A joint study by the University of Sussex and African educators noted that despite the international drive to get more girls into schools, very little attention has been paid to the hurdles young girls face in the education system.
The report, "An Investigative Study of the Abuse of Girls in African Schools", documented sexual aggression against girls aged 11 to 14 in a number of junior secondary schools in the two southern African countries.
Among the schools sampled in Malawi there were incidents of teachers having affairs with schoolgirls. The reluctance of school and district education authorities to take action against teachers engaged in sexual relations with pupils was cause for concern.
Researchers noted that "high levels of apathy, with the lack of information on procedures" meant that little was done, "unless the case is a high-profile item in the national media".
Equally worrying were instances of parents colluding in the affair, usually in the hope that the teacher would marry the girl.
While it was difficult to gauge the extent to which girls were forced into sexual relationships with teachers, poverty had pushed many of them into relationships they may not have considered otherwise. Transactional sex, as a means for girls to pay school fees and living expenses, also appeared to be common, the study found.
In Zimbabwe the greatest threat of abusive behaviour came from older male pupils, in the form of aggressive sexual advances, which sometimes turned into assault and threats of rape, usually when the girl rejected the boy's advances.
There was tremendous peer pressure in the schools for older boys to secure girlfriends among the younger girls, and this competition was played out through a series of rituals, including the writing of "love letters", giving money or small gifts and accosting girls in corridors and empty classrooms. This could sometimes lead to violence, said the report.
Of the 112 girls interviewed in four junior secondary school in Zimbabwe, 20 percent said they had been propositioned by teachers.
However, interviews with school principals and Ministry of Education officials revealed that the majority of cases were not formally reported, prosecutions were rare and few teachers were dismissed for having sexual relationships with pupils.
The existence of sexual violence in schools also had serious implications for the teaching of HIV/AIDS prevention, the report warned.

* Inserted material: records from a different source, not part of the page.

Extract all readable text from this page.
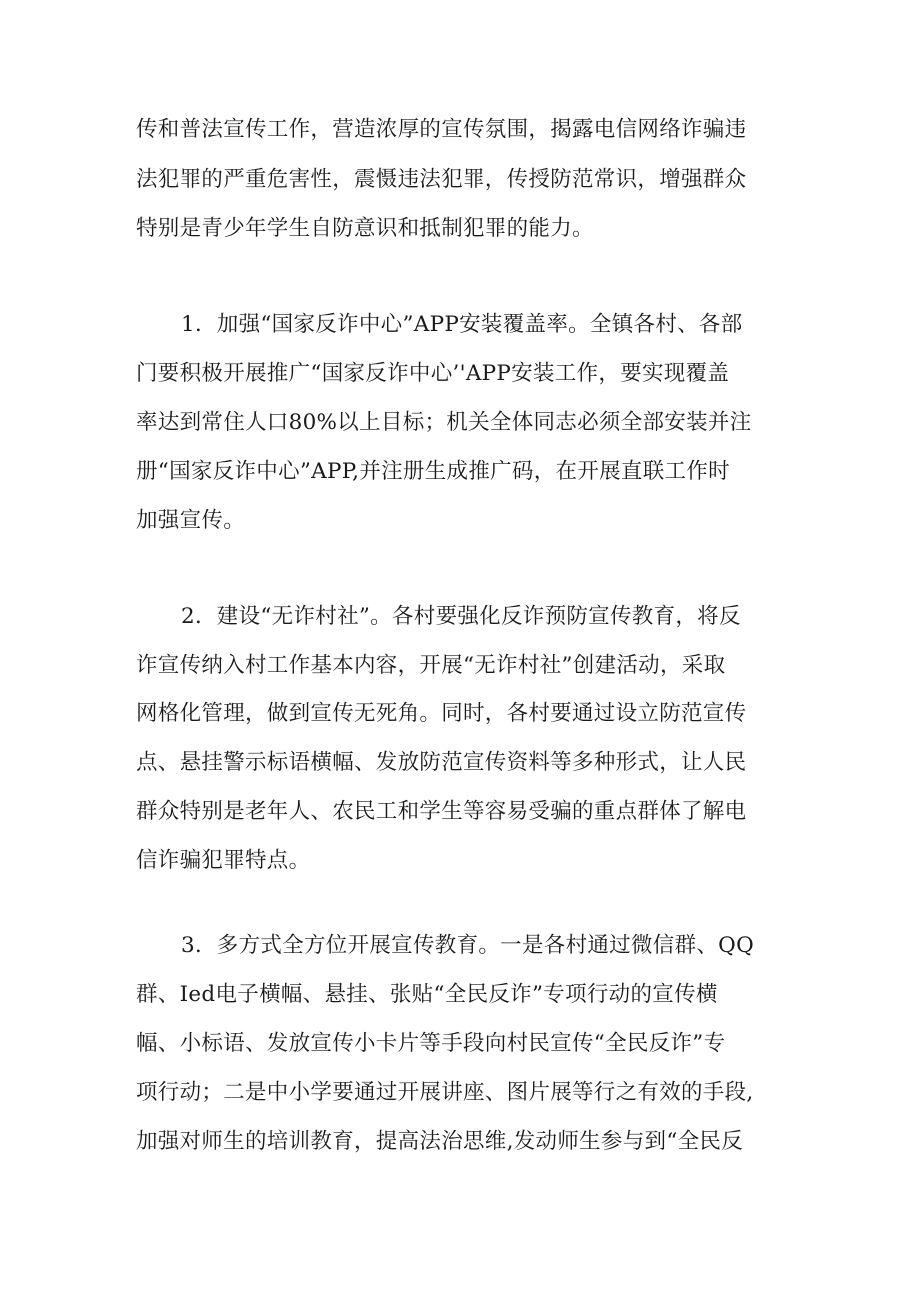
传和普法宣传工作，营造浓厚的宣传氛围，揭露电信网络诈骗违
法犯罪的严重危害性，震慑违法犯罪，传授防范常识，增强群众
特别是青少年学生自防意识和抵制犯罪的能力。
1．加强“国家反诈中心”APP安装覆盖率。全镇各村、各部
门要积极开展推广“国家反诈中心’'APP安装工作，要实现覆盖
率达到常住人口80%以上目标；机关全体同志必须全部安装并注
册“国家反诈中心”APP,并注册生成推广码，在开展直联工作时
加强宣传。
2．建设“无诈村社”。各村要强化反诈预防宣传教育，将反
诈宣传纳入村工作基本内容，开展“无诈村社”创建活动，采取
网格化管理，做到宣传无死角。同时，各村要通过设立防范宣传
点、悬挂警示标语横幅、发放防范宣传资料等多种形式，让人民
群众特别是老年人、农民工和学生等容易受骗的重点群体了解电
信诈骗犯罪特点。
3．多方式全方位开展宣传教育。一是各村通过微信群、QQ
群、Ied电子横幅、悬挂、张贴“全民反诈”专项行动的宣传横
幅、小标语、发放宣传小卡片等手段向村民宣传“全民反诈”专
项行动；二是中小学要通过开展讲座、图片展等行之有效的手段,
加强对师生的培训教育，提高法治思维,发动师生参与到“全民反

"Widespread sexual activity in conditions of intimidation, harassment and sometimes rape is likely to contribute to the spread of the disease, not its reduction. A school culture which encourages stereotypical masculine (dominant) and feminine (acquiescent) behaviour makes girls particularly vulnerable. The school as a location for high-risk sexual practice militates against the school as an effective forum for teaching about, and encouraging, safe sex."
Among the report's recommendations were that tackling the issue of gender violence in schools should involve the entire education community. Without broad-based participation there was the risk of one-off interventions.
Teachers' colleges needed to provide awareness-raising among trainees, so that they fully understood their responsibilities in school and the consequences of engaging in inappropriate behaviour. Ministries needed to ensure the effective enforcement of regulations governing teacher conduct.